Python 解释因子分解中的浮点整型问题
我这里缺少了技术术语,但这里的问题是要么将int改为float,要么将float改为intPython 解释因子分解中的浮点整型问题,python,floating-point,int,factorization,Python,Floating Point,Int,Factorization,我这里缺少了技术术语,但这里的问题是要么将int改为float,要么将float改为int def factorize(n): def isPrime(n): return not [x for x in range(2,int(math.sqrt(n))) if n%x == 0] primes = [] candidates = range(2,n+1) candidate = 2 while n
def factorize(n):
def isPrime(n):
return not [x for x in range(2,int(math.sqrt(n)))
if n%x == 0]
primes = []
candidates = range(2,n+1)
candidate = 2
while not primes and candidate in candidates:
if n%candidate == 0 and isPrime(candidate):
# WHY ERROR?
#I have tried here to add float(), int() but cannot understand why it returns err
primes = primes + [float(candidate)] + float(factorize(n/candidate))
candidate += 1
return primes
错误--尝试使用int()
和float()
等函数修复它,但仍然存在:
TypeError: 'float' object cannot be interpreted as an integer
此表达式是您的直接问题:
float(factorize(n/candidate))
factorize
返回一个列表,但float
需要其参数为字符串或数字
(您的代码还有很多其他问题,但您最好自己去发现它们…请注意,您返回了一个
列表,并在以下行中:
primes = primes + [float(candidate)] + float(factorize(n/candidate))
但是float
适用于数字或字符串,而不是列表
正确的解决办法是:
primes = primes + [float(candidate)] + [float(x) for x in factorize(n/candidate)]

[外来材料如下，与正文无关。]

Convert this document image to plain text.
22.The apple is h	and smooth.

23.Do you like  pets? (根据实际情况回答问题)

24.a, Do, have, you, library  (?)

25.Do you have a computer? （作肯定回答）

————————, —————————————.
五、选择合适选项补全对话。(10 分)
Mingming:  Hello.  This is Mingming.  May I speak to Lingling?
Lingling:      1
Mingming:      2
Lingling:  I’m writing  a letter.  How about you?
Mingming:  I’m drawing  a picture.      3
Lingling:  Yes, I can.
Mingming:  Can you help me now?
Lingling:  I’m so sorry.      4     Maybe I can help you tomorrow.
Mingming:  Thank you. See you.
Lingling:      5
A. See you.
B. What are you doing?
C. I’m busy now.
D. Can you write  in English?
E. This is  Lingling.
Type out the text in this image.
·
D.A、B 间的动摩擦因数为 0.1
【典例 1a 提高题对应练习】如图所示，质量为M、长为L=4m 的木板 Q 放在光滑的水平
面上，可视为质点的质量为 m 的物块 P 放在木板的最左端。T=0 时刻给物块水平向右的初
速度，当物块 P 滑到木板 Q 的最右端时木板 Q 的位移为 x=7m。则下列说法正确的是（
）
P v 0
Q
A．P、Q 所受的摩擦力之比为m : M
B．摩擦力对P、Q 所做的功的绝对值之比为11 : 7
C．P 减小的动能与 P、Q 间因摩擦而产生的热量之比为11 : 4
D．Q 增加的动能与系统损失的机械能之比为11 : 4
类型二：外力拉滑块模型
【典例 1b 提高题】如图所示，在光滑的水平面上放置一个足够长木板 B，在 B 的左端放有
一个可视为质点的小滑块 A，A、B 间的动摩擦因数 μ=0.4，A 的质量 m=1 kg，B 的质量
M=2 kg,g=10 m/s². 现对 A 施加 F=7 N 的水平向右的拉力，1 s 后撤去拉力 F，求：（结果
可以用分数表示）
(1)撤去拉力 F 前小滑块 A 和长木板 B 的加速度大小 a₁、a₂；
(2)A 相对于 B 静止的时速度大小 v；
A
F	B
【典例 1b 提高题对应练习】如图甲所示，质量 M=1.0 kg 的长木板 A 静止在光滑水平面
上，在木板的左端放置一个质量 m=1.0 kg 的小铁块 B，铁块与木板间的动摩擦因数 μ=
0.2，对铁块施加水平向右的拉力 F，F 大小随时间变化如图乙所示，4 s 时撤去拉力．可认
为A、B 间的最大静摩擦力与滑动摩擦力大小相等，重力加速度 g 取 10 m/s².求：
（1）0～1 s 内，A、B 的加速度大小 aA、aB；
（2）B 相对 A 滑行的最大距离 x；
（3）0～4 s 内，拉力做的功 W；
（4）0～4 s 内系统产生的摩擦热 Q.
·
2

# Converting every element to a float
无法理解Gareth对许多其他问题的意思,问题在于消毒
def factorize(n):
# now I won`t get floats
n=int(n)
def isPrime(n):
return not [x for x in range(2,int(math.sqrt(n)))
if n%x == 0]
primes = []
candidates = range(2,n+1)
candidate = 2
while not primes and candidate in candidates:
if n%candidate == 0 and isPrime(candidate):
primes = primes + [candidate] + factorize(n/candidate)
candidate += 1
return primes
clearString = sys.argv[1]
obfuscated = 34532.334
factorized = factorize(obfuscated)
print("#OUTPUT "+factorized)
#OUTPUT [2, 2, 89, 97]
更好,但您能做得更简单或更少吗?
def factorize(n):
""" returns factors to n """
while(1):
if n == 1:
break
c = 2
while n % c != 0:
c +=1
yield c
n /= c
print([x for x in factorize(10003)])
时间比较
$ time python3.1 sieve.py
[100003]
real 0m0.086s
user 0m0.080s
sys 0m0.008s
$ time python3.1 bad.py
^CTraceback (most recent call last):
File "obfuscate128.py", line 25, in <module>
print(factorize(1000003))
File "obfuscate128.py", line 19, in factorize
if n%candidate == 0 and isPrime(candidate):
KeyboardInterrupt
real 8m24.323s
user 8m24.320s
sys 0m0.016s
$time python3.1 sieve.py
[100003]
实0.086s
用户0m0.080s
sys 0m0.008s
$time python3.1 bad.py
^CTraceback(最近一次通话最后一次):
文件“obfuscate128.py”,第25行,在
打印(因子分解(1000003))
文件“obfuscate128.py”,第19行,在factorize中
如果n%candidate==0且iPrime(候选者):
键盘中断
real 8m24.323s
用户8m24.320s
系统0m0.016s
<> >代码>至少O(n)< /代码>是一个很大的轻描淡写,LOL我可以从谷歌中找到,让我们考虑大Prime的差结果。代码>10003
至少典当10002代码>子流程,10003
典当了10002
,因为每个子流程都失败了,在每个n
子流程都有n-1
子流程之前,无法对其进行评估。如何不进行因式分解是一个很好的例子。为什么在因式分解
函数中会涉及浮点值?dan04:只是过度使用,导致它失效。现在它可以工作了,但仍然想知道其他问题,更简洁?